Le gouvernement a ouvert le chantier de la suppression des départements de la petite couronne en Ile-de-France. Est-ce une bonne idée selon vous ?
Le centre a toujours défendu l'idée qu'il fallait faire évoluer l'organisation territoriale de la France pour la rendre plus lisible, et plus efficace. Cela ne date pas d'hier ! En 1995, François Bayrou proposait déjà de fusionner les départements et les régions. La création d'une Métropole du Grand Paris, à l'image de Londres ou de Berlin, va dans le sens de l'histoire, pour autant que certaines conditions soient respectées.
Mais, le jour où l'on créera un niveau supplémentaire de décision, notre architecture locale devra évidemment évoluer. Il faudra fusionner les départements avec la Métropole, transférer leurs compétences d'aménagement à l'échelon métropolitain, et leurs compétences de proximité à l'échelon communal, tout en garantissant une égalité de traitement. Ainsi aurons-nous réussi à simplifier la gouvernance en ne gardant que deux échelons. C'est la démocratie qui y gagnera.
Faut-il aussi supprimer le département de Paris ?
Du fait de l'histoire, la capitale est à la fois ville et département. Les séances du conseil sont rythmées chaque mois par une petite cloche qui indique aux élus qu'ils examinent les dossiers départementaux après les affaires municipales ! Cette exception n'a plus lieu d'être.
Créer une seule collectivité parisienne rendra un meilleur service aux Parisiens.
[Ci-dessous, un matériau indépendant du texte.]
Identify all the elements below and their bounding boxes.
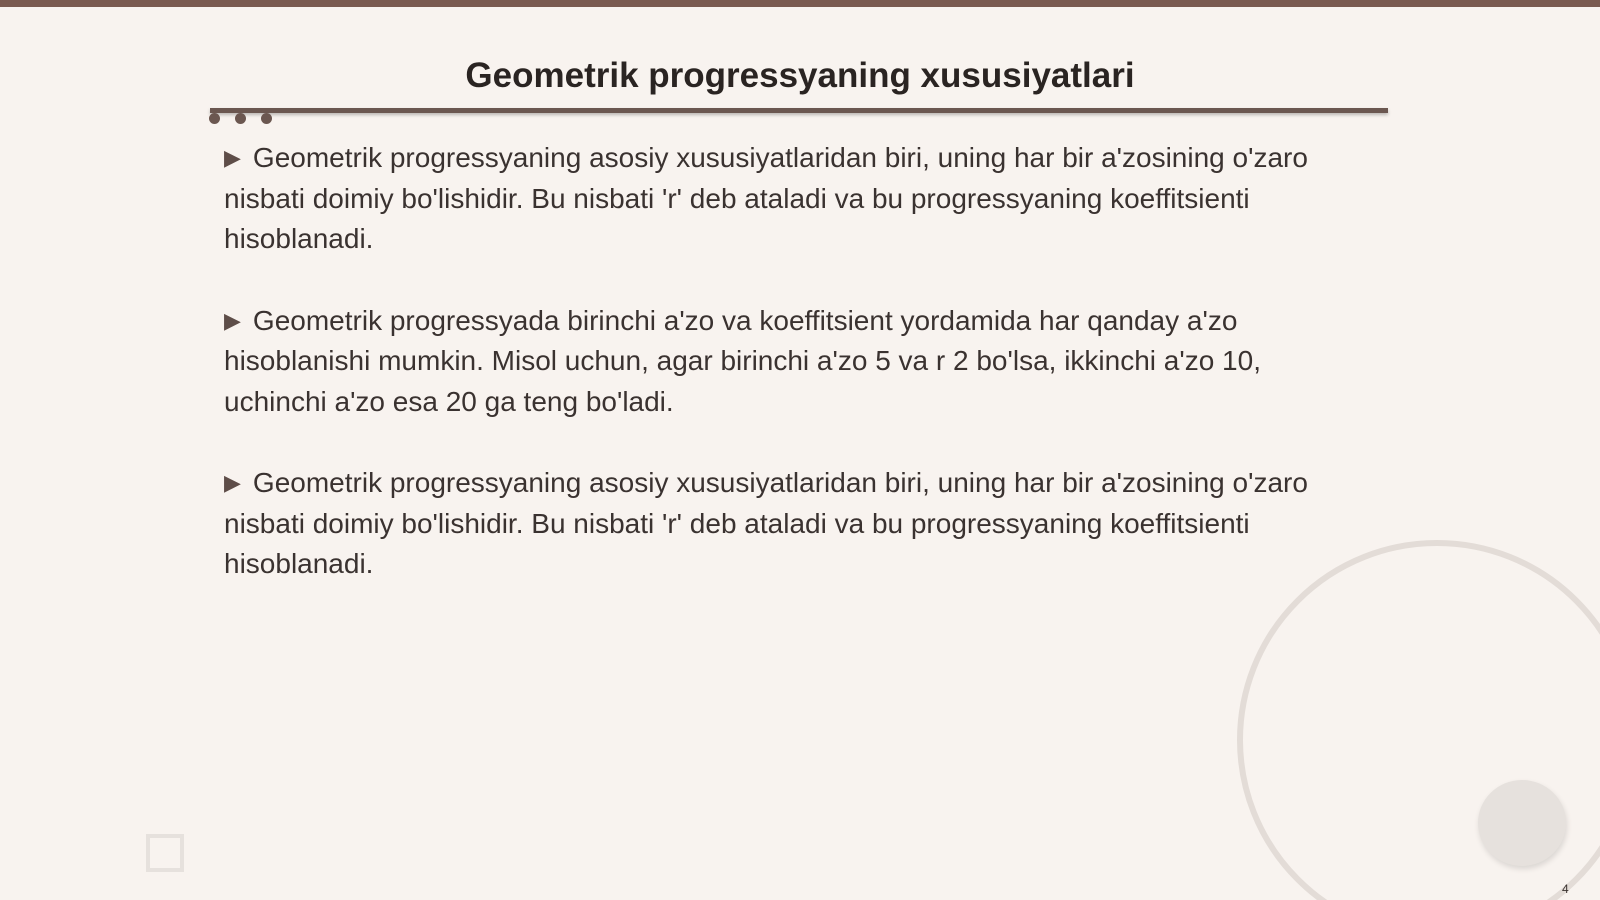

Ainsi dans le domaine social, on évitera les doublons, on mutualisera les compétences, et on permettra donc une meilleure prise en charge globale. Autre domaine, dans lequel il faudra un changement, celui de la sécurité. Paris est la seule ville de France où le maire n'a pas de pouvoir de police. Ceci doit changer. Paris doit avoir la liberté et la capacité de se doter d'une police municipale de proximité qui agira aux côtés de la police nationale.
Il faudra aussi de nouveaux transferts de compétences vers les arrondissements, je pense par exemple à la propreté. Là aussi, le service rendu aux habitants sera meilleur. Enfin, je veux ajouter que, si la capitale renonce à son statut de département, les conseillers de Paris cesseront d'être aussi des conseillers généraux. Il sera alors légitime que l'on supprime leur double indemnité, et que l'on en diminue le nombre.